On the very day that local people digested the news regarding the first arrivals in the camp, Home Secretary Shabana Mahmood spoke to the press. Even by the standards of this incompetent government, her words were shockingly inept. She said:

‘Illegal migration has been placing immense pressure on communities. That is why we are removing the incentives that draw illegal migrants to Britain, closing asylum hotels that are blighting communities.

‘Crowborough is just the start. I will bring forward site after site until every asylum hotel is closed and returned to local communities.

‘I will not rest until order and control to our borders is restored.’

Where to begin? The first sentence is correct. Uncontrolled immigration is indeed placing huge pressure on communities. In fact it’s causing societal havoc. Ask anybody who lives in run-down northern towns and cities which are full of HMOs [houses in multiple occupation] bought up by landlords to take on lucrative contracts with the Home Office.

Ms Mahmood continues that closing asylum hotels will remove the incentives that draw illegal migrants here. Yes, migrants may enjoy free stays in hotels – particularly if they’re simultaneously working illegally – but they are not the reason they come here. They come here because they can. They come because once they land on our coast and say they want to claim asylum they are ushered in. They, together with their identity documents, must have travelled through a number of safe countries where they either chose not to claim asylum or were refused. The fact that they jettison any form of personal identification before arriving in the UK is the clearest possible indicator that if their true identity and provenance were known, this could potentially inhibit their asylum claim.
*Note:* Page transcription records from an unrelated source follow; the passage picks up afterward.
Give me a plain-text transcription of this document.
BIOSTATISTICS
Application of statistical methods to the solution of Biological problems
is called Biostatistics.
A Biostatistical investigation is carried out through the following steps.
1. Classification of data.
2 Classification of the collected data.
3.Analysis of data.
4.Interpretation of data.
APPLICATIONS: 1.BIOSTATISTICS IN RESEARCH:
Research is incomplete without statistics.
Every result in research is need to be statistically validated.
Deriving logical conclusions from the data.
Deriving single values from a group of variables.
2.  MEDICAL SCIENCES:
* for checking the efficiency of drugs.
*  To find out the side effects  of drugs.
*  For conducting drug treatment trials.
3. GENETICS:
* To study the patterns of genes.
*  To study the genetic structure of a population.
Ms Mahmood’s third assertion – delivered with a degree of relish – that ‘Crowborough is just the start’ should send chills down the spines of people throughout the UK. Far from mollifying, this sounded like an out-and-out threat.

What on earth does Shabana Mahmood think the use of Crowborough camp will do to the local community? Will there be something magical about the fact that the migrants are in a different kind of environment from a hotel? Will large groups of single unemployed young males behave better outside the camp? Obviously not.

In the meantime, the Home Secretary promises not to rest until our borders are controlled. On that basis a restless time lies ahead as her government is doing nothing whatsoever to achieve her aim. In the last seven days alone 730 ‘irregular migrants’ crossed the Channel in small boats without permission to enter the UK. Notoriously there have been about 70,000 (known) illegal arrivals since Starmer became Prime Minister.

We have the perfect storm in Crowborough. Not only are we faced with a situation that cannot be viewed with any positivity whatsoever, we are also engaged in a battle with our own government. As the weeks have passed, it has become horribly evident to all those fighting the camp plan that the Home Office has no intention of engaging with the community or of honouring its promises in any way.

It is disorientating and depressing to realise that the country’s government – an entity whose prime responsibility is that of protecting and ensuring the safety of its citizens – shows every sign of reneging on that responsibility. How can the safety of a country’s citizens be guaranteed when every day hundreds of people of unknown background are entering illegally but without hindrance?

It is not the fault of the residents of Crowborough or anywhere else that the government is failing to fulfil its primary duty.

Such behaviour may be partly the result of systemic incompetence but it goes beyond that. The government is clearly determined to impose its will in various ways and it has zero interest in listening to the wishes of the people. As the gulf grows between expectation and delivery, scepticism grows exponentially.

It is now reported that there have been further arrivals at the camp. Meanwhile Crowborough residents are planning to hold their 11th peaceful protest march today. Since the enhanced media attention we have gained considerable public support, including from well-known political figures. It is deeply ironic that our own government fails to share in that support and that, on the contrary, it seems determined to cause untold disruption and dismay in our quiet peaceful town and others.